With a part of his mind concentrating on animating the skeletal remains of his erstwhile companions, Thauros had to battle even harder to maintain his control of the magical energies surging about the chamber. But moment by moment, he could feel the pressure on him easing, although this knowledge did not bode well for him. It meant that one by one his skeleton warriors were being cut down by the new arrivals. All too soon the division of his abilities was gone and he knew that his warband had failed to defend him once again.
Thauros was aware of someone entering th
e chamber, cautiously making their way between the double doors. Peering through the whirling golden light of the etheric vortex with rheumy eyes, he saw a figure dressed in long robes and clutching a staff in his hands. It was another wizard, and he was accompanied by his own band of brigands and sell-swords.
The chronomancer cursed inwardly, not having the breath left to give voice to his frustrations. He was so close to mastering the feral magic of the Eye. If he were to stop now, the backlash of uncontrolled energy would end him as surely as it had the mage before him. He couldn’t let anything distract him now.
Diverting part of his focus again, he formed another spell in his mind and lashed out with the full force of the orb’s power.
Bolts of coruscating energy leapt from his outstretched fingertips, striking the charging warriors. Where they struck, flesh withered, tabards and tunics became rags and the gleaming metal of their armour and weapons tarnished.

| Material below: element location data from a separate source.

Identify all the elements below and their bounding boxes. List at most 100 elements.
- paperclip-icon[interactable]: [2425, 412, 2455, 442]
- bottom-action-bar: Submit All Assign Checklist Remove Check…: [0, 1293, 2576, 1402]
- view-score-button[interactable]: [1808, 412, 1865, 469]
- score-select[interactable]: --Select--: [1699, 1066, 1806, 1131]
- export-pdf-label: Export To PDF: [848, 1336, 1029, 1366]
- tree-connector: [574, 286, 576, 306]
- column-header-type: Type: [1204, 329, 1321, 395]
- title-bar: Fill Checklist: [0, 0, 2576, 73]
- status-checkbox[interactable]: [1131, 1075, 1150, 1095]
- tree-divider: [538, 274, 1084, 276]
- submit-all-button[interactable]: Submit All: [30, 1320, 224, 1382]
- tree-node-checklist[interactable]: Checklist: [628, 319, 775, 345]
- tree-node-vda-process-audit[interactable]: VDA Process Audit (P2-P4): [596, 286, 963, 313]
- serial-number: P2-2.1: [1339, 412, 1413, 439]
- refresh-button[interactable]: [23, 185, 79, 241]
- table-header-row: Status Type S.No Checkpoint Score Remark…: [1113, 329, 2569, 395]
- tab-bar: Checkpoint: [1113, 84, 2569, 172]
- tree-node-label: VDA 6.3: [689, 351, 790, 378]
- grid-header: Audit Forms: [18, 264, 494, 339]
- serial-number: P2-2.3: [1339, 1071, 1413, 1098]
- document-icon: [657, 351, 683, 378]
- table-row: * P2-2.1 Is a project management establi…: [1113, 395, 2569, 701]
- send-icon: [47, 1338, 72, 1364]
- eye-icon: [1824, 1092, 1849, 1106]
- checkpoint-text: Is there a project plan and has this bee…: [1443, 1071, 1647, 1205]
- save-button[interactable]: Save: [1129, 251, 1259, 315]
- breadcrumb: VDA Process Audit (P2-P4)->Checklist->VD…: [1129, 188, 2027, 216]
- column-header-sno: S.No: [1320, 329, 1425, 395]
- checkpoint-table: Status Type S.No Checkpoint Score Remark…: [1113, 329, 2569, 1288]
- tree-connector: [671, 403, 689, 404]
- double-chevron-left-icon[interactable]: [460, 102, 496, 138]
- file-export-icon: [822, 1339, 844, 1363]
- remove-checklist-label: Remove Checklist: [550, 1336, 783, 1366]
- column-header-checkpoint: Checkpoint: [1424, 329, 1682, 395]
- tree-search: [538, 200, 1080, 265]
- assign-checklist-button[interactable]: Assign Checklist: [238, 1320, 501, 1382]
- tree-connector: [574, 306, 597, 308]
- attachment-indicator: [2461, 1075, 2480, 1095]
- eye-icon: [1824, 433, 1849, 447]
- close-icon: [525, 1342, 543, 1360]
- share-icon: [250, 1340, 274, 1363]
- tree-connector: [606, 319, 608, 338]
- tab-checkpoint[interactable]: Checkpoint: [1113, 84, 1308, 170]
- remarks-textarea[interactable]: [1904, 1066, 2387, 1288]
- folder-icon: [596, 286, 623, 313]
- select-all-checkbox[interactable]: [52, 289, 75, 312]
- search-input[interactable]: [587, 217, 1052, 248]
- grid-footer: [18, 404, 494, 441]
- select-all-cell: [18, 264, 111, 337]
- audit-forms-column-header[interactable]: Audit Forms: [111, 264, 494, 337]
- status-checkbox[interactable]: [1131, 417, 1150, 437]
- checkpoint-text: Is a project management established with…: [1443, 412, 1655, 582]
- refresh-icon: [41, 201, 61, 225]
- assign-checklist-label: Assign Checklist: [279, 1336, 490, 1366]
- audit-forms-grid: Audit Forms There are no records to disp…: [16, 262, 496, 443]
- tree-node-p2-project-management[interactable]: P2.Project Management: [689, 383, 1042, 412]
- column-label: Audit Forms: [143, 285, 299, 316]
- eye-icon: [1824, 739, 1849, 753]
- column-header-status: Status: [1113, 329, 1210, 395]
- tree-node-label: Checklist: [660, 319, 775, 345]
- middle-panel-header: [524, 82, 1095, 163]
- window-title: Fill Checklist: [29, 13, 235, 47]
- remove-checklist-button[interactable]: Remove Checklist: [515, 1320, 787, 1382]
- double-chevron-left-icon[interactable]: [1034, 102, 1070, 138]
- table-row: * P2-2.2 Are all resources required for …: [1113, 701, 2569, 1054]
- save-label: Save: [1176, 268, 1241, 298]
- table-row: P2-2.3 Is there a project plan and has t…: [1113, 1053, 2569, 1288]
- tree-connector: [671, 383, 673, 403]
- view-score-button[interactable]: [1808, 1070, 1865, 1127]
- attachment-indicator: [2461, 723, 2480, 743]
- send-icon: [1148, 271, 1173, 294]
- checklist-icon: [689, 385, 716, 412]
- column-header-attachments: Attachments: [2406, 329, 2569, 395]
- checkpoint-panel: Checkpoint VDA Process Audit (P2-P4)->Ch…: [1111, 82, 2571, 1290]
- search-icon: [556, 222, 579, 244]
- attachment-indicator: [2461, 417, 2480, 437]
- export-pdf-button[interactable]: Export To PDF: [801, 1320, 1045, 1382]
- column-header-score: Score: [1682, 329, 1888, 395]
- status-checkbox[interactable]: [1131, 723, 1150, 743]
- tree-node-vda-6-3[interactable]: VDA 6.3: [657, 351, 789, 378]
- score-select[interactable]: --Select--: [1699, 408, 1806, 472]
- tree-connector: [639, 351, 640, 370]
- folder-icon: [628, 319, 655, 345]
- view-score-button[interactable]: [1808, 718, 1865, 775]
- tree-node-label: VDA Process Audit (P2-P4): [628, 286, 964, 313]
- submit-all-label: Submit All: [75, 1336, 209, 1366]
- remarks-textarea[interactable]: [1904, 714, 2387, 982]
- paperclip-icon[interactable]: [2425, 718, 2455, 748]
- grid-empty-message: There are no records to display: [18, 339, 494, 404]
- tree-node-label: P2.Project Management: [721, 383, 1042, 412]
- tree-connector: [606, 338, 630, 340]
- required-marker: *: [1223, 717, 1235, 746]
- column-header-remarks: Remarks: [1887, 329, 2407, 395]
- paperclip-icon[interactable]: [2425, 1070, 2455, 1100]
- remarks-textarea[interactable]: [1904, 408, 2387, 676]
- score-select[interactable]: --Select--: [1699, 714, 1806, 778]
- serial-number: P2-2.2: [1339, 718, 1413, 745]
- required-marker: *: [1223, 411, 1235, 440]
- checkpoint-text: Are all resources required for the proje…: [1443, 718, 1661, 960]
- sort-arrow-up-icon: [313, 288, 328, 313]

All the other wizard could do was look on in horror as his defenders became nothing but bones, their spines, skulls and ribcages tumbling to the stone flags in disordered heaps. And then only the wizard remained.
Without a second thought, Thauros turned the pent-up energies of the Eye against the interloper. But where the soldiers had succumbed immediately, the rival spellcaster resisted. His pulse quickened as he realised that his rival was another chronomancer. Although the wizard’s flesh did not instantly turn to dust, Thauros’s rival began to age rapidly nonetheless. His clean-shaven jaw sprouted a beard while his dramatically lengthening hair pushed the hood of his cloak from his head.

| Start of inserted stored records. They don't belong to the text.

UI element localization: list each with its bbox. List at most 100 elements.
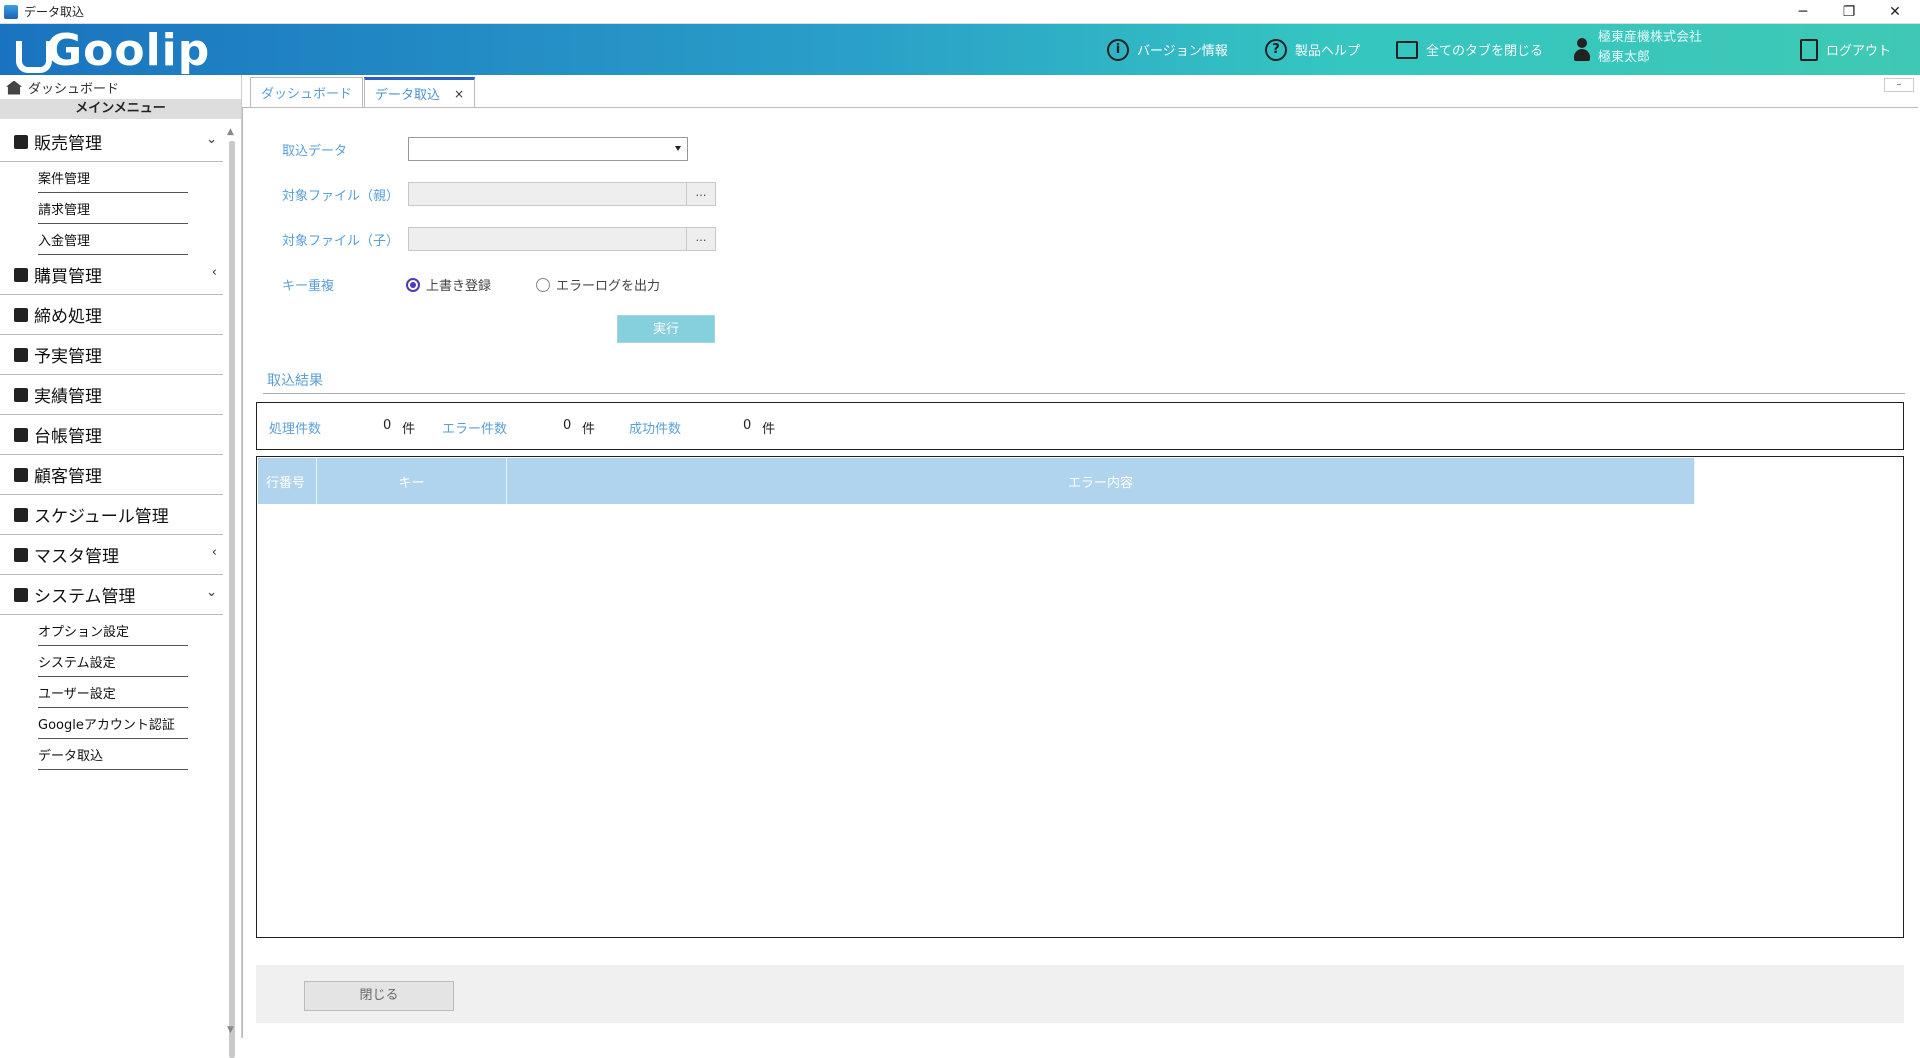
sidebar-subitem[interactable]: 案件管理 <box>38 162 188 193</box>
minimize-window-button[interactable]: ─ <box>1780 0 1826 24</box>
footer-bar <box>256 965 1904 1023</box>
overwrite-label: 上書き登録 <box>426 279 492 294</box>
processed-count-label: 処理件数 <box>269 422 322 437</box>
main-menu-title: メインメニュー <box>0 99 241 119</box>
tab-dashboard-label: ダッシュボード <box>261 87 353 102</box>
child-file-input[interactable] <box>408 227 688 251</box>
info-icon: i <box>1107 38 1129 61</box>
user-icon <box>1573 38 1591 62</box>
error-count-label: エラー件数 <box>442 422 508 437</box>
sidebar-subitem[interactable]: ユーザー設定 <box>38 677 188 708</box>
sidebar-group-6[interactable]: 顧客管理 <box>0 455 223 495</box>
sidebar-group-5[interactable]: 台帳管理 <box>0 415 223 455</box>
tab-dashboard[interactable]: ダッシュボード <box>250 77 364 107</box>
chevron-icon[interactable]: ⌄ <box>206 585 217 600</box>
minimize-panel-button[interactable]: – <box>1884 78 1914 92</box>
menu-group-icon <box>14 387 28 402</box>
sidebar-subitem[interactable]: データ取込 <box>38 739 188 770</box>
help-icon: ? <box>1265 38 1287 61</box>
execute-button[interactable]: 実行 <box>617 315 715 343</box>
logout-icon <box>1800 38 1818 61</box>
grid-header: 行番号 キー エラー内容 <box>258 458 1695 504</box>
sidebar-subitem[interactable]: システム設定 <box>38 646 188 677</box>
help-label: 製品ヘルプ <box>1295 44 1361 59</box>
error-grid[interactable]: 行番号 キー エラー内容 <box>256 456 1904 938</box>
app-icon <box>4 4 18 19</box>
window-title: データ取込 <box>24 5 85 19</box>
version-info-button[interactable]: i バージョン情報 <box>1107 24 1228 75</box>
close-tab-icon[interactable]: × <box>454 87 464 101</box>
goolip-logo[interactable]: Goolip <box>14 24 211 76</box>
error-count-value: 0 <box>563 418 572 433</box>
sidebar-group-label: 台帳管理 <box>34 427 102 447</box>
sidebar-group-8[interactable]: マスタ管理 ‹ <box>0 535 223 575</box>
sidebar-subitem[interactable]: 入金管理 <box>38 224 188 255</box>
error-log-radio[interactable]: エラーログを出力 <box>536 275 660 294</box>
column-header-row-number[interactable]: 行番号 <box>258 458 317 504</box>
sidebar-group-0[interactable]: 販売管理 ⌄ <box>0 122 223 162</box>
dashboard-label: ダッシュボード <box>28 82 120 97</box>
menu-group-icon <box>14 267 28 282</box>
sidebar-group-label: 販売管理 <box>34 134 102 154</box>
user-name: 極東太郎 <box>1598 50 1651 65</box>
result-section-title: 取込結果 <box>267 373 323 389</box>
sidebar-group-7[interactable]: スケジュール管理 <box>0 495 223 535</box>
folder-icon <box>1396 40 1418 59</box>
sidebar-group-label: システム管理 <box>34 587 136 607</box>
parent-file-browse-button[interactable]: … <box>686 182 716 206</box>
window-titlebar: データ取込 ─ ❐ ✕ <box>0 0 1920 24</box>
menu-group-icon <box>14 547 28 562</box>
sidebar-scrollbar[interactable] <box>229 141 235 1058</box>
close-window-button[interactable]: ✕ <box>1872 0 1918 24</box>
close-all-tabs-button[interactable]: 全てのタブを閉じる <box>1396 24 1543 75</box>
tab-data-import[interactable]: データ取込 × <box>364 77 476 107</box>
sidebar-dashboard-link[interactable]: ダッシュボード <box>6 78 119 97</box>
close-button[interactable]: 閉じる <box>304 981 454 1011</box>
menu-group-icon <box>14 307 28 322</box>
sidebar-group-label: マスタ管理 <box>34 547 119 567</box>
app-header: Goolip i バージョン情報 ? 製品ヘルプ 全てのタブを閉じる 極東産機株… <box>0 24 1920 76</box>
sidebar-subitem[interactable]: オプション設定 <box>38 615 188 646</box>
sidebar-group-4[interactable]: 実績管理 <box>0 375 223 415</box>
sidebar: ダッシュボード メインメニュー 販売管理 ⌄ 案件管理 請求管理 入金管理購買管理 ‹ 締め… <box>0 75 242 1058</box>
overwrite-radio[interactable]: 上書き登録 <box>406 275 491 294</box>
menu-group-icon <box>14 347 28 362</box>
restore-window-button[interactable]: ❐ <box>1826 0 1872 24</box>
chevron-icon[interactable]: ‹ <box>212 265 217 280</box>
company-name: 極東産機株式会社 <box>1598 30 1703 45</box>
help-button[interactable]: ? 製品ヘルプ <box>1265 24 1360 75</box>
column-header-error[interactable]: エラー内容 <box>507 458 1695 504</box>
success-count-unit: 件 <box>762 422 776 437</box>
sidebar-subitem[interactable]: Googleアカウント認証 <box>38 708 188 739</box>
column-header-key[interactable]: キー <box>317 458 507 504</box>
logo-cup-icon <box>14 33 52 73</box>
error-log-label: エラーログを出力 <box>556 279 661 294</box>
child-file-browse-button[interactable]: … <box>686 227 716 251</box>
result-stats: 処理件数 0 件 エラー件数 0 件 成功件数 0 件 <box>256 402 1904 450</box>
scroll-up-icon[interactable]: ▲ <box>227 127 234 137</box>
chevron-icon[interactable]: ‹ <box>212 545 217 560</box>
sidebar-group-2[interactable]: 締め処理 <box>0 295 223 335</box>
sidebar-group-1[interactable]: 購買管理 ‹ <box>0 255 223 295</box>
scroll-down-icon[interactable]: ▼ <box>227 1025 234 1035</box>
sidebar-group-9[interactable]: システム管理 ⌄ <box>0 575 223 615</box>
sidebar-group-label: 顧客管理 <box>34 467 102 487</box>
import-data-select[interactable] <box>408 137 688 161</box>
sidebar-subitem[interactable]: 請求管理 <box>38 193 188 224</box>
logo-text: Goolip <box>46 24 211 76</box>
logout-button[interactable]: ログアウト <box>1800 24 1891 75</box>
close-all-tabs-label: 全てのタブを閉じる <box>1426 44 1544 59</box>
main-menu: 販売管理 ⌄ 案件管理 請求管理 入金管理購買管理 ‹ 締め処理予実管理実績管理台帳管理顧客… <box>0 122 223 770</box>
chevron-icon[interactable]: ⌄ <box>206 132 217 147</box>
radio-checked-icon <box>406 277 420 292</box>
sidebar-group-3[interactable]: 予実管理 <box>0 335 223 375</box>
parent-file-input[interactable] <box>408 182 688 206</box>
menu-group-icon <box>14 467 28 482</box>
sidebar-group-label: スケジュール管理 <box>34 507 169 527</box>
sidebar-group-label: 予実管理 <box>34 347 102 367</box>
version-info-label: バージョン情報 <box>1137 44 1228 59</box>
sidebar-group-label: 購買管理 <box>34 267 102 287</box>
tab-import-label: データ取込 <box>375 88 441 103</box>
success-count-value: 0 <box>743 418 752 433</box>
section-divider <box>263 393 1905 394</box>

And it was in that moment that Thauros caught sight of the other’s face and an icy chill gripped his heart.
He tried to call out to his rival, to call a truce, but his throat had constricted in shock.
Dispelling the aging hex, he focused fully on trying to reverse the aging process, rather than attacking the other wizard.
For his rival was Thauros Malefizeit, the same Thauros Malefizeit who had entered the tower chamber less than a turn of the sand-timer ago.